Reading data from a data source

You can read Cognos Analytics data in a notebook using the Python or R programming languages.

You can read the following types of Cognos Analytics data sources in a notebook:
  • Uploaded CSV or XLS files
  • Data sets
  • Data modules
  • Framework Manager packages, including OLAP data
Note: Cognos Analytics does not support reading from data that requires user input. For example, a query subject in Framework Manager with a parameterized filter.
To quickly insert the read_data() method in a notebook cell, do the following steps:
  1. Create or edit a notebook and position your cursor in the cell after which you want to do the read.
  2. Click Sources sources icon.
  3. Navigate to a data source, select it, and then click Open. The method is inserted in the cell with the data source to read specified.
Alternatively, you can type the code in a cell:
In Python
data = CADataConnector.read_data(parameters as described in the following sections)
One of the following items is returned from the method:
DataFrame
Returned by default.
List of DataFrame
Returned when the sheet_name parameter is specified and multiple sheets are requested.
Iterator of DataFrame
Returned when the chunksize or iterator parameter is specified.

Parameters common to all data sources

For examples of how to code the read_data() method, see Python notebook examples.

The following parameters can be specified for all supported data source types:
Parameter Required or optional Description

path

id

Specify one of path or id
Path to the data source. If the data source is in My content, specify .my_folders at the start of the path. If the data source is in Team content, specify .public_folders at the start of the path. For example, to specify a file called sales-notebook that is stored in My content, specify
path=".my_folders/sales-notebook"
The ID of the file. For information about how to get the ID of a file, see Finding the ID of a file. For example:
id="i1F8D76C0FAD34J9CA50118746935D9X7"
usecols optional
List of integers or strings that identifies a subset of columns to be returned. You can specify one or more columns by the position number of the column in the file or by column name. For example, to request columns City and Quantity, specify
In Python
usecols=["City","Quantity"]
If not specified, then all columns are returned.
Note: This parameter is not applicable for OLAP data in a Framework Manager package.
chunksize optional
An integer. If specified, the method returns an iterator. The value specifies the number of rows to return each time the method is invoked. For example, to return 3 rows, specify
chunksize=3

If both chunksize and iterator are not specified, then a DataFrame is returned.

iterator optional
If specified, the method returns an iterator. Specifying
iterator=True
without chunksize specified returns one row each time the method is invoked.

Specifying iterator=True with chunksize specified, returns chunksize rows each time the method is invoked.

Reset the iterator using the reset method:
In Python
iterator.reset()
method.
nrows optional

The maximum number of rows returned. Specify an integer.

If omitted, the maximum number of rows returned is 10,000. If
nrows=0
is specified, then the column headings are returned.

XLS file parameters

Uploaded files are treated as sheets of data. Reading one of these data sources returns the rows for the specified sheet of data in the data source.

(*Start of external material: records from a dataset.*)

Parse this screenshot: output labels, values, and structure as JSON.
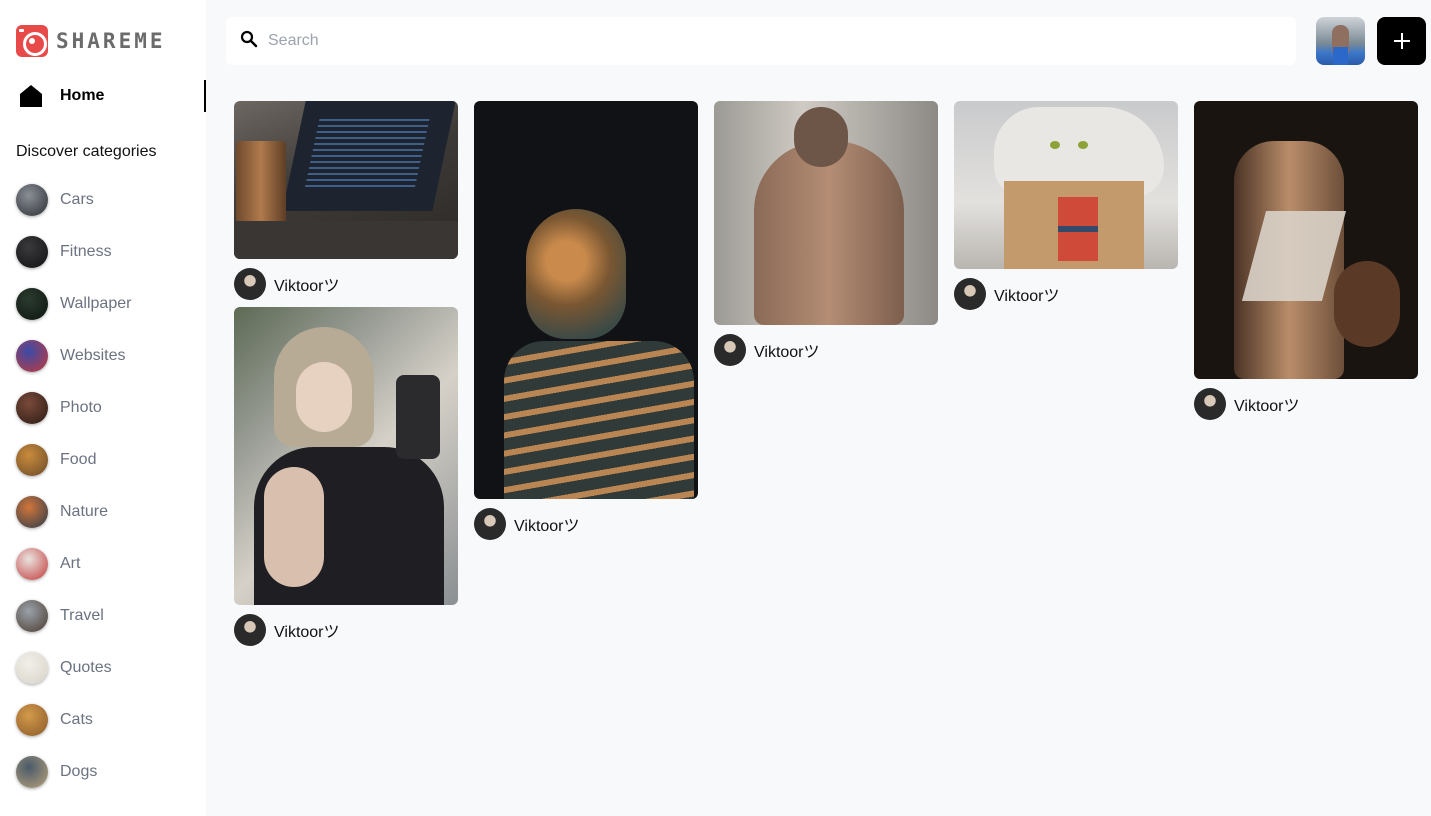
{
  "app": {
    "logo_text": "SHAREME"
  },
  "sidebar": {
    "home_label": "Home",
    "discover_title": "Discover categories",
    "categories": [
      {
        "label": "Cars",
        "color_a": "#8a8f96",
        "color_b": "#2c2f34"
      },
      {
        "label": "Fitness",
        "color_a": "#3a3a3c",
        "color_b": "#111113"
      },
      {
        "label": "Wallpaper",
        "color_a": "#2b3b2f",
        "color_b": "#0c1410"
      },
      {
        "label": "Websites",
        "color_a": "#3b4aa8",
        "color_b": "#c23a3a"
      },
      {
        "label": "Photo",
        "color_a": "#7a4a3a",
        "color_b": "#2a1a14"
      },
      {
        "label": "Food",
        "color_a": "#c98b3c",
        "color_b": "#6b4a2a"
      },
      {
        "label": "Nature",
        "color_a": "#d2763a",
        "color_b": "#2a3a4a"
      },
      {
        "label": "Art",
        "color_a": "#e9e3de",
        "color_b": "#c23a3a"
      },
      {
        "label": "Travel",
        "color_a": "#9aa2aa",
        "color_b": "#4a3a2e"
      },
      {
        "label": "Quotes",
        "color_a": "#f1efe9",
        "color_b": "#d8d3c8"
      },
      {
        "label": "Cats",
        "color_a": "#d39a4a",
        "color_b": "#8a5a2a"
      },
      {
        "label": "Dogs",
        "color_a": "#4a5a6a",
        "color_b": "#b8a27a"
      }
    ]
  },
  "search": {
    "placeholder": "Search"
  },
  "pins": [
    {
      "author": "Viktoorツ",
      "image": "laptop-code"
    },
    {
      "author": "Viktoorツ",
      "image": "girl-selfie"
    },
    {
      "author": "Viktoorツ",
      "image": "bronze-skeleton"
    },
    {
      "author": "Viktoorツ",
      "image": "man-back"
    },
    {
      "author": "Viktoorツ",
      "image": "cat-in-box"
    },
    {
      "author": "Viktoorツ",
      "image": "david-goliath-painting"
    }
  ],
  "colors": {
    "brand": "#e84a4a",
    "background": "#f8f9fb",
    "sidebar": "#ffffff",
    "accent": "#000000"
  }
}
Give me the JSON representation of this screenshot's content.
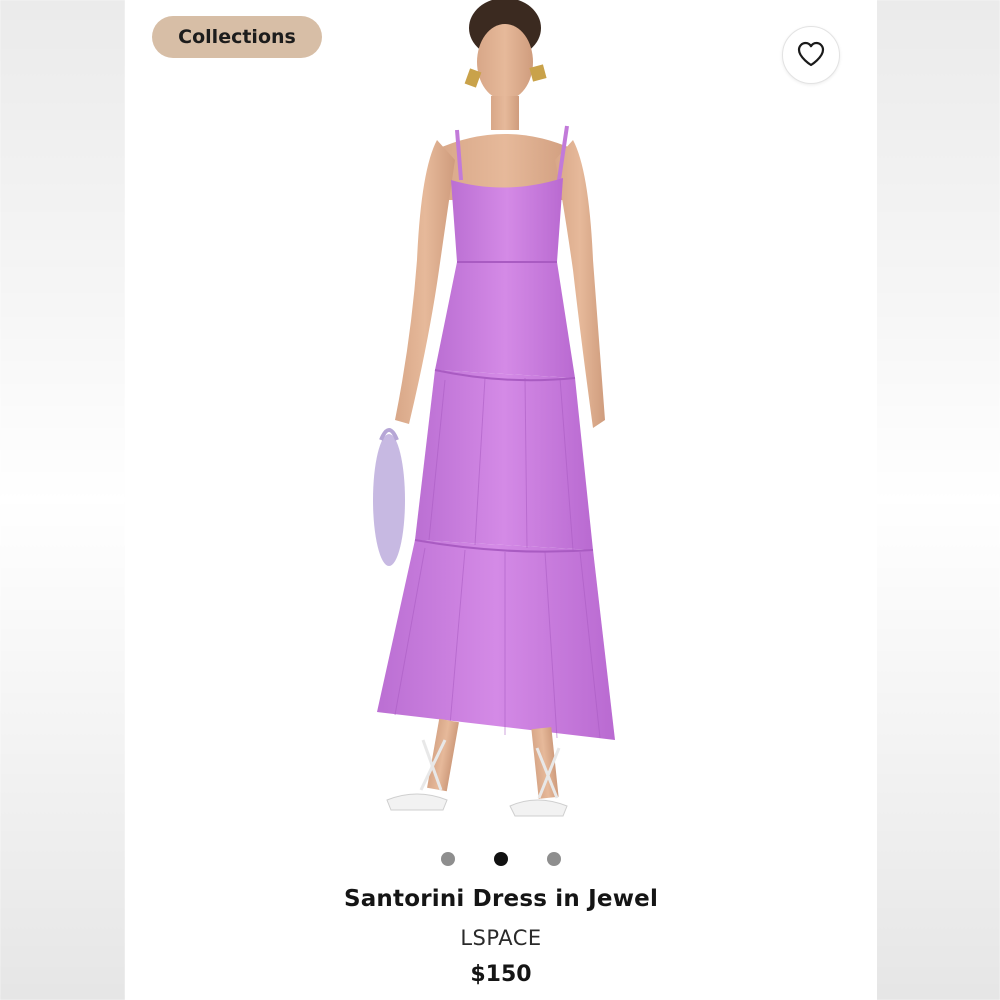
{
  "header": {
    "collections_label": "Collections",
    "collections_color": "#d7bea6",
    "favorite_icon": "heart-icon"
  },
  "gallery": {
    "image_subject": "model wearing purple tiered maxi dress",
    "dress_color": "#c97fe0",
    "total_images": 3,
    "active_index": 1
  },
  "product": {
    "title": "Santorini Dress in Jewel",
    "brand": "LSPACE",
    "price": "$150"
  }
}
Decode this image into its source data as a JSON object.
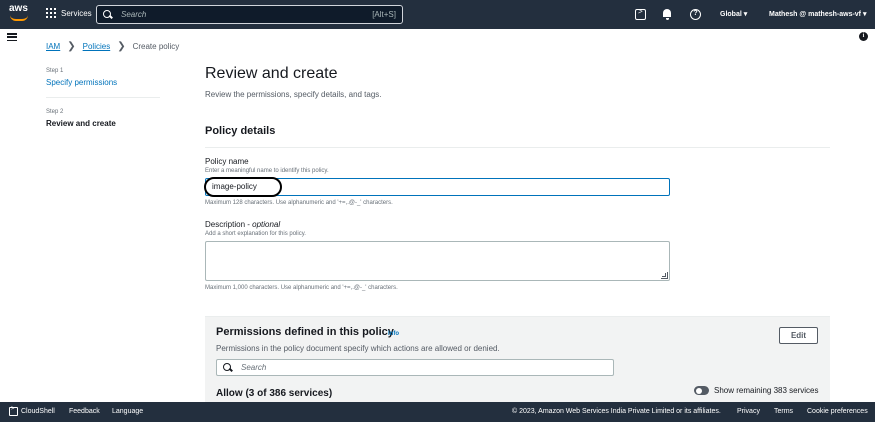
{
  "topnav": {
    "logo_text": "aws",
    "services_label": "Services",
    "search_placeholder": "Search",
    "search_shortcut": "[Alt+S]",
    "region_label": "Global ▾",
    "account_label": "Mathesh @ mathesh-aws-vf ▾",
    "help_glyph": "?"
  },
  "breadcrumb": {
    "items": [
      "IAM",
      "Policies",
      "Create policy"
    ],
    "separator": "❯"
  },
  "steps": [
    {
      "label": "Step 1",
      "title": "Specify permissions"
    },
    {
      "label": "Step 2",
      "title": "Review and create"
    }
  ],
  "page": {
    "title": "Review and create",
    "subtitle": "Review the permissions, specify details, and tags."
  },
  "policy_details": {
    "title": "Policy details",
    "name_label": "Policy name",
    "name_hint": "Enter a meaningful name to identify this policy.",
    "name_value": "image-policy",
    "name_constraint": "Maximum 128 characters. Use alphanumeric and '+=,.@-_' characters.",
    "desc_label": "Description - ",
    "desc_optional": "optional",
    "desc_hint": "Add a short explanation for this policy.",
    "desc_constraint": "Maximum 1,000 characters. Use alphanumeric and '+=,.@-_' characters."
  },
  "permissions": {
    "title": "Permissions defined in this policy",
    "info": "Info",
    "description": "Permissions in the policy document specify which actions are allowed or denied.",
    "edit_label": "Edit",
    "search_placeholder": "Search",
    "allow_title": "Allow (3 of 386 services)",
    "toggle_label": "Show remaining 383 services"
  },
  "footer": {
    "cloudshell": "CloudShell",
    "feedback": "Feedback",
    "language": "Language",
    "copyright": "© 2023, Amazon Web Services India Private Limited or its affiliates.",
    "privacy": "Privacy",
    "terms": "Terms",
    "cookies": "Cookie preferences"
  },
  "colors": {
    "nav_bg": "#232f3e",
    "link": "#0073bb",
    "accent": "#ff9900",
    "panel_bg": "#f2f3f3"
  }
}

The following parameter applies only to XLS files:
sheet_name
Optional. Integer, string, or a list of integers or strings. Specifies the integer position of a specific sheet or tab in an XLS file. The first sheet is 0. If you specify a list of strings or integers, then a list of the corresponding sheets is returned. If not specified, the value defaults to 0. Example:
In Python
sheet_name=["sheet2","sheet3"]

Data module parameters

Reading data from a data module must reflect the modeling done on the data source. For example, a join between two tables and aggregation types to apply.

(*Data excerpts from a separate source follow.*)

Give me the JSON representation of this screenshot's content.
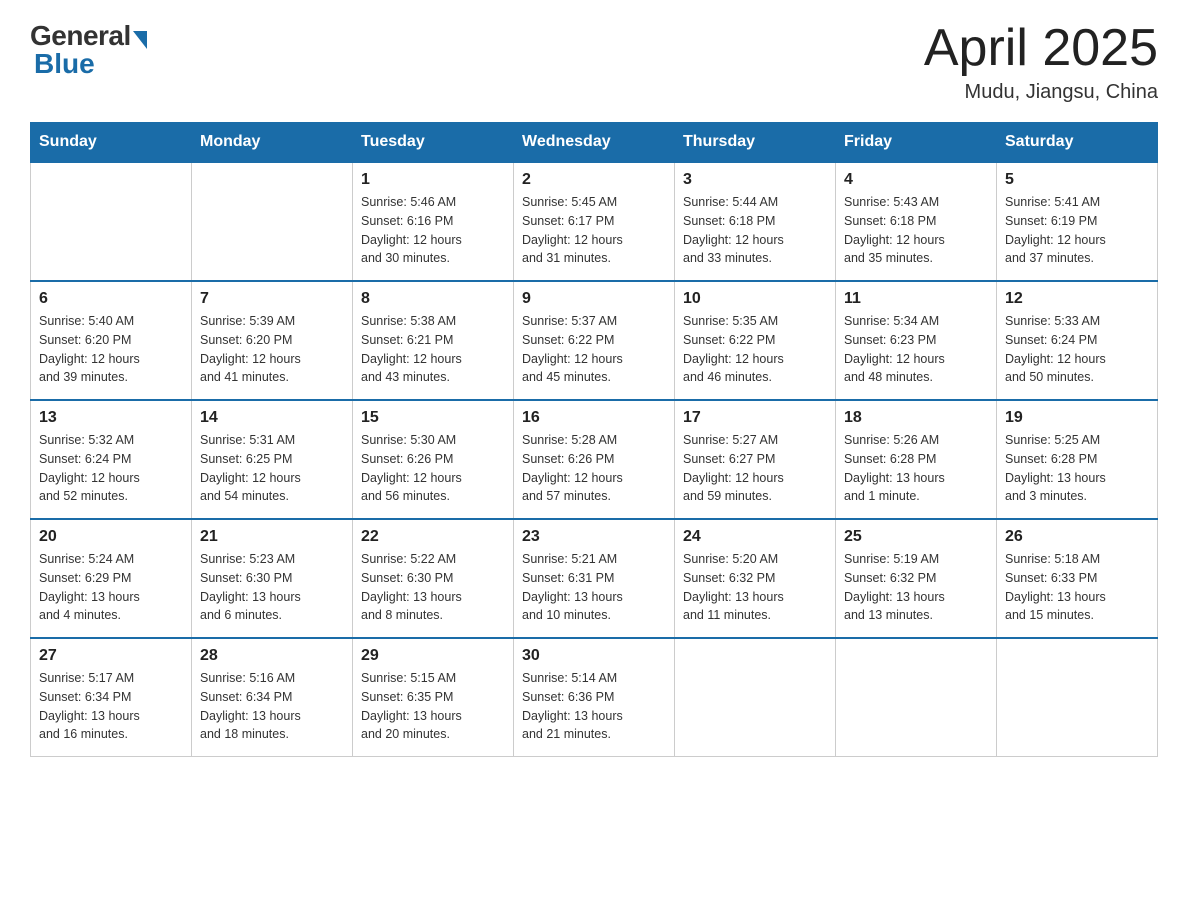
{
  "header": {
    "logo": {
      "general": "General",
      "blue": "Blue"
    },
    "title": "April 2025",
    "location": "Mudu, Jiangsu, China"
  },
  "calendar": {
    "days_of_week": [
      "Sunday",
      "Monday",
      "Tuesday",
      "Wednesday",
      "Thursday",
      "Friday",
      "Saturday"
    ],
    "weeks": [
      [
        {
          "day": "",
          "info": ""
        },
        {
          "day": "",
          "info": ""
        },
        {
          "day": "1",
          "info": "Sunrise: 5:46 AM\nSunset: 6:16 PM\nDaylight: 12 hours\nand 30 minutes."
        },
        {
          "day": "2",
          "info": "Sunrise: 5:45 AM\nSunset: 6:17 PM\nDaylight: 12 hours\nand 31 minutes."
        },
        {
          "day": "3",
          "info": "Sunrise: 5:44 AM\nSunset: 6:18 PM\nDaylight: 12 hours\nand 33 minutes."
        },
        {
          "day": "4",
          "info": "Sunrise: 5:43 AM\nSunset: 6:18 PM\nDaylight: 12 hours\nand 35 minutes."
        },
        {
          "day": "5",
          "info": "Sunrise: 5:41 AM\nSunset: 6:19 PM\nDaylight: 12 hours\nand 37 minutes."
        }
      ],
      [
        {
          "day": "6",
          "info": "Sunrise: 5:40 AM\nSunset: 6:20 PM\nDaylight: 12 hours\nand 39 minutes."
        },
        {
          "day": "7",
          "info": "Sunrise: 5:39 AM\nSunset: 6:20 PM\nDaylight: 12 hours\nand 41 minutes."
        },
        {
          "day": "8",
          "info": "Sunrise: 5:38 AM\nSunset: 6:21 PM\nDaylight: 12 hours\nand 43 minutes."
        },
        {
          "day": "9",
          "info": "Sunrise: 5:37 AM\nSunset: 6:22 PM\nDaylight: 12 hours\nand 45 minutes."
        },
        {
          "day": "10",
          "info": "Sunrise: 5:35 AM\nSunset: 6:22 PM\nDaylight: 12 hours\nand 46 minutes."
        },
        {
          "day": "11",
          "info": "Sunrise: 5:34 AM\nSunset: 6:23 PM\nDaylight: 12 hours\nand 48 minutes."
        },
        {
          "day": "12",
          "info": "Sunrise: 5:33 AM\nSunset: 6:24 PM\nDaylight: 12 hours\nand 50 minutes."
        }
      ],
      [
        {
          "day": "13",
          "info": "Sunrise: 5:32 AM\nSunset: 6:24 PM\nDaylight: 12 hours\nand 52 minutes."
        },
        {
          "day": "14",
          "info": "Sunrise: 5:31 AM\nSunset: 6:25 PM\nDaylight: 12 hours\nand 54 minutes."
        },
        {
          "day": "15",
          "info": "Sunrise: 5:30 AM\nSunset: 6:26 PM\nDaylight: 12 hours\nand 56 minutes."
        },
        {
          "day": "16",
          "info": "Sunrise: 5:28 AM\nSunset: 6:26 PM\nDaylight: 12 hours\nand 57 minutes."
        },
        {
          "day": "17",
          "info": "Sunrise: 5:27 AM\nSunset: 6:27 PM\nDaylight: 12 hours\nand 59 minutes."
        },
        {
          "day": "18",
          "info": "Sunrise: 5:26 AM\nSunset: 6:28 PM\nDaylight: 13 hours\nand 1 minute."
        },
        {
          "day": "19",
          "info": "Sunrise: 5:25 AM\nSunset: 6:28 PM\nDaylight: 13 hours\nand 3 minutes."
        }
      ],
      [
        {
          "day": "20",
          "info": "Sunrise: 5:24 AM\nSunset: 6:29 PM\nDaylight: 13 hours\nand 4 minutes."
        },
        {
          "day": "21",
          "info": "Sunrise: 5:23 AM\nSunset: 6:30 PM\nDaylight: 13 hours\nand 6 minutes."
        },
        {
          "day": "22",
          "info": "Sunrise: 5:22 AM\nSunset: 6:30 PM\nDaylight: 13 hours\nand 8 minutes."
        },
        {
          "day": "23",
          "info": "Sunrise: 5:21 AM\nSunset: 6:31 PM\nDaylight: 13 hours\nand 10 minutes."
        },
        {
          "day": "24",
          "info": "Sunrise: 5:20 AM\nSunset: 6:32 PM\nDaylight: 13 hours\nand 11 minutes."
        },
        {
          "day": "25",
          "info": "Sunrise: 5:19 AM\nSunset: 6:32 PM\nDaylight: 13 hours\nand 13 minutes."
        },
        {
          "day": "26",
          "info": "Sunrise: 5:18 AM\nSunset: 6:33 PM\nDaylight: 13 hours\nand 15 minutes."
        }
      ],
      [
        {
          "day": "27",
          "info": "Sunrise: 5:17 AM\nSunset: 6:34 PM\nDaylight: 13 hours\nand 16 minutes."
        },
        {
          "day": "28",
          "info": "Sunrise: 5:16 AM\nSunset: 6:34 PM\nDaylight: 13 hours\nand 18 minutes."
        },
        {
          "day": "29",
          "info": "Sunrise: 5:15 AM\nSunset: 6:35 PM\nDaylight: 13 hours\nand 20 minutes."
        },
        {
          "day": "30",
          "info": "Sunrise: 5:14 AM\nSunset: 6:36 PM\nDaylight: 13 hours\nand 21 minutes."
        },
        {
          "day": "",
          "info": ""
        },
        {
          "day": "",
          "info": ""
        },
        {
          "day": "",
          "info": ""
        }
      ]
    ]
  }
}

The following parameters apply only to data modules:
Parameter Required or optional Description
table_name Optional

String or list of strings. Restrict the scope of the request to specific table(s) in the data module. Specify the table(s) by table name(s).

If you omit table_name, the read_data() method returns a DataFrame that contains the names of the tables defined in the data module. Example:
In Python
table_name=["table1","table2"]
calculation Applies to version 11.1.5 and subsequent versions unless specifically overridden. Optional String or list of strings. Read a calculation from a data module. Specify a calculated column in the data module.

Package parameters

Reading data from a package must reflect the modeling done on the data source. For example, the relationship between objects in the package.

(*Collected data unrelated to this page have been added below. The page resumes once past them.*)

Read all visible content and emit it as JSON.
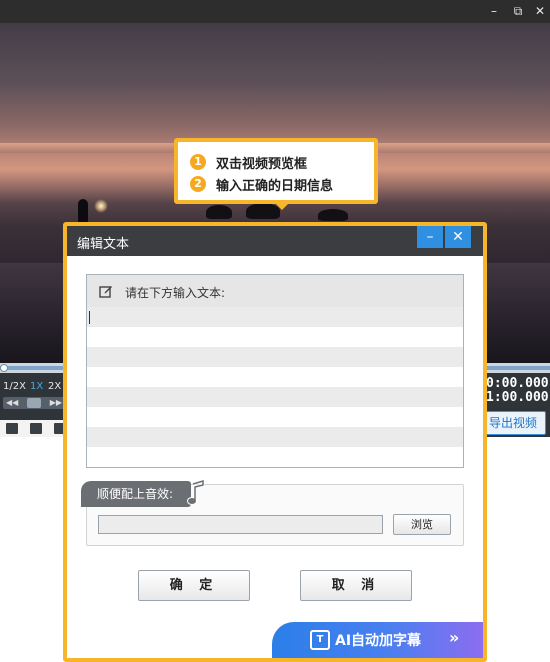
{
  "window": {
    "minimize_glyph": "–",
    "maximize_glyph": "⧉",
    "close_glyph": "✕"
  },
  "callout": {
    "steps": [
      {
        "num": "1",
        "text": "双击视频预览框"
      },
      {
        "num": "2",
        "text": "输入正确的日期信息"
      }
    ]
  },
  "controls": {
    "speeds": [
      "1/2X",
      "1X",
      "2X"
    ],
    "active_speed": "1X",
    "times": [
      "0:00.000",
      "1:00.000"
    ],
    "export_label": "导出视频"
  },
  "dialog": {
    "title": "编辑文本",
    "minimize_glyph": "–",
    "close_glyph": "✕",
    "text_label": "请在下方输入文本:",
    "text_value": "",
    "sfx_label": "顺便配上音效:",
    "sfx_value": "",
    "browse_label": "浏览",
    "ok_label": "确 定",
    "cancel_label": "取 消",
    "ai_banner": "AI自动加字幕",
    "ai_arrow": "»",
    "ai_icon_text": "T"
  },
  "colors": {
    "accent_orange": "#f7b52b",
    "accent_blue": "#2f8fe0",
    "title_bar": "#3b3d41"
  },
  "icons": [
    "edit-icon",
    "music-note-icon",
    "subtitle-icon",
    "minimize-icon",
    "close-icon"
  ]
}
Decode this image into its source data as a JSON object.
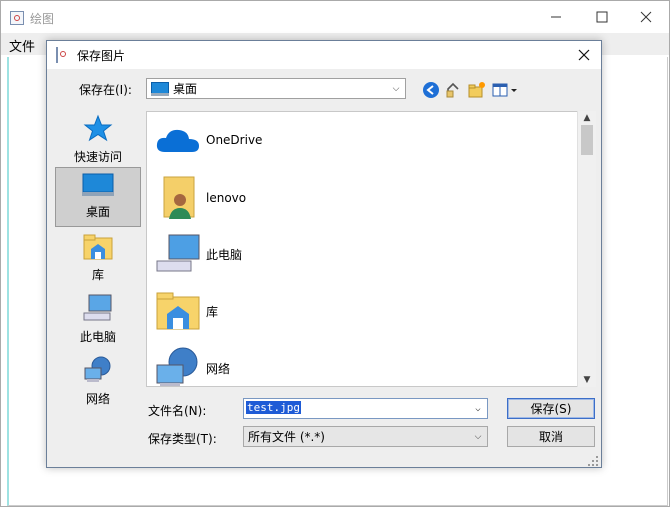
{
  "main_window": {
    "title": "绘图",
    "menu_file": "文件"
  },
  "dialog": {
    "title": "保存图片",
    "look_in_label": "保存在(I):",
    "look_in_value": "桌面",
    "places": [
      {
        "label": "快速访问",
        "icon": "star-icon"
      },
      {
        "label": "桌面",
        "icon": "desktop-icon",
        "selected": true
      },
      {
        "label": "库",
        "icon": "library-icon"
      },
      {
        "label": "此电脑",
        "icon": "computer-icon"
      },
      {
        "label": "网络",
        "icon": "network-icon"
      }
    ],
    "files": [
      {
        "name": "OneDrive",
        "icon": "cloud-icon"
      },
      {
        "name": "lenovo",
        "icon": "user-folder-icon"
      },
      {
        "name": "此电脑",
        "icon": "computer-icon"
      },
      {
        "name": "库",
        "icon": "library-icon"
      },
      {
        "name": "网络",
        "icon": "network-icon"
      }
    ],
    "file_name_label": "文件名(N):",
    "file_name_value": "test.jpg",
    "file_type_label": "保存类型(T):",
    "file_type_value": "所有文件 (*.*)",
    "save_button": "保存(S)",
    "cancel_button": "取消"
  },
  "colors": {
    "accent": "#1e5bd6",
    "canvas_border": "#9ee2e2"
  }
}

The following parameters apply only to packages:
Parameter Required or optional Description
query_subject Optional String or list of strings. Restrict the scope of the request to the specific query subjects(s) in the package. Specify the query subject(s) by query subject name(s). Example:
query_subject="query1"
folder_name Optional String or list of strings. Restrict the scope of the request to a folder in the package. Displays the contents of all folder(s) with that name in the package. If you want to see only the content of folder c that's in folder b that's in folder a specify the folder_name parameter as a list:
In Python
folder_name=["a","b","c"]
This returns only the folder c in this path, even if there are other folders with the name c in the package.
metadata Optional. Applies only to OLAP data in a Framework Manager package. Value can be True or False.
Specifying
metadata=True
returns the query subjects in the package. Specifying
metadata=False
returns the data in the package. If not specified, then a default value of False is used.
Note: You can use either single or double quotation marks in a method but not a mix of both.